The response source is chosen by the data argument to evaluatorq():
data value | What it loads |
|---|---|
DatasetIdInput(id=...) | Rows from an Orq dataset (you supply/generate the responses). |
ExperimentInput(experiment_id=..., run_id=...) | The recorded responses from a past experiment run. Requires inference=False. |
list[DataPoint] | In-memory datapoints. |
ExperimentInput sits alongside DatasetIdInput in the data union — it is not a dataset, it is a completed experiment run whose outputs get replayed.
Finding the IDs¶
Both IDs are read off the Orq UI:
experiment_id— the ID in the experiment URL,/experiments/<experiment_id>. The REST API calls experiments "spreadsheets", so the same ID appears in/v2/spreadsheets/<id>routes.run_id— optional. Every execution of an experiment creates a new run (a "manifest" in the API). Open a run from the experiment's run history to read its ID from the URL. Omit it to replay the latest run.
Usage¶
from evaluatorq import evaluatorq, ExperimentInput
async def run():
await evaluatorq(
"replay-past-experiment",
data=ExperimentInput(experiment_id="<experiment_id>"), # latest run
evaluators=[my_evaluator],
inference=False,
)
Pin a specific run with run_id:
ORQ_API_KEY must be set — the recorded rows are fetched from the Orq API. When inference=False, jobs is optional and ignored.
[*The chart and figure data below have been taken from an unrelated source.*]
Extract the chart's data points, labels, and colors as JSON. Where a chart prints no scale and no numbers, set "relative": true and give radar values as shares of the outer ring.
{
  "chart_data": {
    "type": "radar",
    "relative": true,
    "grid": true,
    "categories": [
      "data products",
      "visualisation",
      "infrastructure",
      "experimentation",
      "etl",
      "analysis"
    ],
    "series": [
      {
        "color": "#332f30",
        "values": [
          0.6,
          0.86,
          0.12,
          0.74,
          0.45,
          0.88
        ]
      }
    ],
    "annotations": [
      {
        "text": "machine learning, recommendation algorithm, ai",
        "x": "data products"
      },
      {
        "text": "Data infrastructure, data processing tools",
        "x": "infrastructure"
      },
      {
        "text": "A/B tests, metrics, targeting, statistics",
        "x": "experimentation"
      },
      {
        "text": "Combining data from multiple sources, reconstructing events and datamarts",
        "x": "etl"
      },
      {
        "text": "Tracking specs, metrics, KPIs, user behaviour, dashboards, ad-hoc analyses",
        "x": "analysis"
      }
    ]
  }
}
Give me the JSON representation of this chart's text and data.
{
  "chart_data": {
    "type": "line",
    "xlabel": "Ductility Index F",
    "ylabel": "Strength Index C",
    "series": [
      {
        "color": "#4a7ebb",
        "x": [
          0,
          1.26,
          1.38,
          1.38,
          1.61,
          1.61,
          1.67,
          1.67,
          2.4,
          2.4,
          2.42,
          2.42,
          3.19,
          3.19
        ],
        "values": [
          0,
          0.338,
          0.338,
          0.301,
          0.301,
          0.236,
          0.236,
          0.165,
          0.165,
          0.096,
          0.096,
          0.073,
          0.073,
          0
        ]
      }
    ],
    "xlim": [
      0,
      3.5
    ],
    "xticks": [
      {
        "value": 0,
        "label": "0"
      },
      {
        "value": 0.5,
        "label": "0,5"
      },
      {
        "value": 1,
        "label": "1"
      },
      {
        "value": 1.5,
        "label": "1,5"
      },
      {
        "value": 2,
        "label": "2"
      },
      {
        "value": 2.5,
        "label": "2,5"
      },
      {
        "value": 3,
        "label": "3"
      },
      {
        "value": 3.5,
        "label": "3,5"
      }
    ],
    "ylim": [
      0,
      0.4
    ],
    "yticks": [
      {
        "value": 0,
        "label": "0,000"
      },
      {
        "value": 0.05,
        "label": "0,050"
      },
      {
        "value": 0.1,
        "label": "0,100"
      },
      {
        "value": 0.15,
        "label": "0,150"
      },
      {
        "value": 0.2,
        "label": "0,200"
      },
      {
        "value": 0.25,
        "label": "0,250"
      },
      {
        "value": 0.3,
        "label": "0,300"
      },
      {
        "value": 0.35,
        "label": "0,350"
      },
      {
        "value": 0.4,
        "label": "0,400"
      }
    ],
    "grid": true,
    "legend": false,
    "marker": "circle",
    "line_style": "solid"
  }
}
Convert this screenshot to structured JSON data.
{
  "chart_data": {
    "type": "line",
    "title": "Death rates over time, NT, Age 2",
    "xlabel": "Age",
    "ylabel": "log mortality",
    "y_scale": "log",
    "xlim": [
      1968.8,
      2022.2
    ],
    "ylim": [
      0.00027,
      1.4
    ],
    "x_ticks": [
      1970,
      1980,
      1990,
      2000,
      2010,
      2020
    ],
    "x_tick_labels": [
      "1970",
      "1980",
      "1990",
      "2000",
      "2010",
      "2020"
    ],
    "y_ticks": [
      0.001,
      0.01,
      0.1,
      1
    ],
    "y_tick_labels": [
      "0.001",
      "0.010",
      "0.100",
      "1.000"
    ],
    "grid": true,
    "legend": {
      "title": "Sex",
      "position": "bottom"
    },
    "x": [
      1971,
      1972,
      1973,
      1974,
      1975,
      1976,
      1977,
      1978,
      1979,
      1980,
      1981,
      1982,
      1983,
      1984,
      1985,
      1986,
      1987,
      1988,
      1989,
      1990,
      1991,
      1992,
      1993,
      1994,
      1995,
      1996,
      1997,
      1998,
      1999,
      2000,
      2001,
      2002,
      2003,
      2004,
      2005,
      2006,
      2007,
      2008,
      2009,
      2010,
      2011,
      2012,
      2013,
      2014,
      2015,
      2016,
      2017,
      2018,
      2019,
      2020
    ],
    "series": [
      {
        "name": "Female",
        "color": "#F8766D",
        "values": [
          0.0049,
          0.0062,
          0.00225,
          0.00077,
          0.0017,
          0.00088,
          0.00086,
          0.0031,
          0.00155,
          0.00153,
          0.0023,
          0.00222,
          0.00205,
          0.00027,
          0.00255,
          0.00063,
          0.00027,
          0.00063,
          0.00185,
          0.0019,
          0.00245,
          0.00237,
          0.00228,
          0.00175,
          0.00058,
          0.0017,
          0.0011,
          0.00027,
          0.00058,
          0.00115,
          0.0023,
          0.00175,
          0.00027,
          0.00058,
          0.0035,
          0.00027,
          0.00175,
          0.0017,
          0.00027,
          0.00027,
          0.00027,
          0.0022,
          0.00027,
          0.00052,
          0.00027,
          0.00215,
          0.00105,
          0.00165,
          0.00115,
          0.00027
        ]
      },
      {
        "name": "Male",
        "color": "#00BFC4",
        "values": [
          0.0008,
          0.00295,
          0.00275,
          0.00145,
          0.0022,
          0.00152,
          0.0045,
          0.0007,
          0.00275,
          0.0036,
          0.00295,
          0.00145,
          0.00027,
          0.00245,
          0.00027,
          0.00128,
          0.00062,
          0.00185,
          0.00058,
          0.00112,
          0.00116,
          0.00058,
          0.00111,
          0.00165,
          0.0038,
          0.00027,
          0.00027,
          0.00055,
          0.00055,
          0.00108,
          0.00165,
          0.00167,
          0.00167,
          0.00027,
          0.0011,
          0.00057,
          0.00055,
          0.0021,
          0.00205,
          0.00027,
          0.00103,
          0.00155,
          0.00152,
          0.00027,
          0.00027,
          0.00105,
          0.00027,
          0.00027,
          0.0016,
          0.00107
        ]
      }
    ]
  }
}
Any row whose recorded response is missing or blank fails loudly rather than being silently skipped.
API reference¶
deployment()¶
async def deployment(
key: str,
inputs: dict[str, object] | None = None,
context: dict[str, object] | None = None,
metadata: dict[str, object] | None = None,
thread: ThreadConfig | None = None,
messages: list[MessageDict] | None = None,
) -> DeploymentResponse
| Parameter | Type | Description |
|---|---|---|
key | str | Deployment key (name) as configured in Orq. |
inputs | dict \| None | Template input variables. |
context | dict \| None | Context attributes for routing. |
metadata | dict \| None | Metadata to attach to the request. |
thread | ThreadConfig \| None | Thread config for conversation tracking. Include id key. |
messages | list[MessageDict] \| None | Chat messages for conversational deployments. |
Returns DeploymentResponse:
| Attribute | Type | Description |
|---|---|---|
content | str | Extracted text content from the response. |
raw | object | Raw SDK response object. |
invoke()¶
Same signature as deployment(). Returns str (the content field only).
ThreadConfig¶
MessageDict¶
class MessageDict(TypedDict, total=False):
role: Literal["system", "user", "assistant", "developer", "tool"]
content: str
name: str | None
Environment variables¶
| Variable | Required | Default | Description |
|---|---|---|---|
ORQ_API_KEY | Yes | — | Orq platform API key. |
ORQ_BASE_URL | No | https://my.orq.ai | Override the Orq API base URL. |
ORQ_API_KEY must be set before the first call. A missing key raises ValueError at runtime with a descriptive message. A missing orq-ai-sdk installation raises ImportError with install instructions.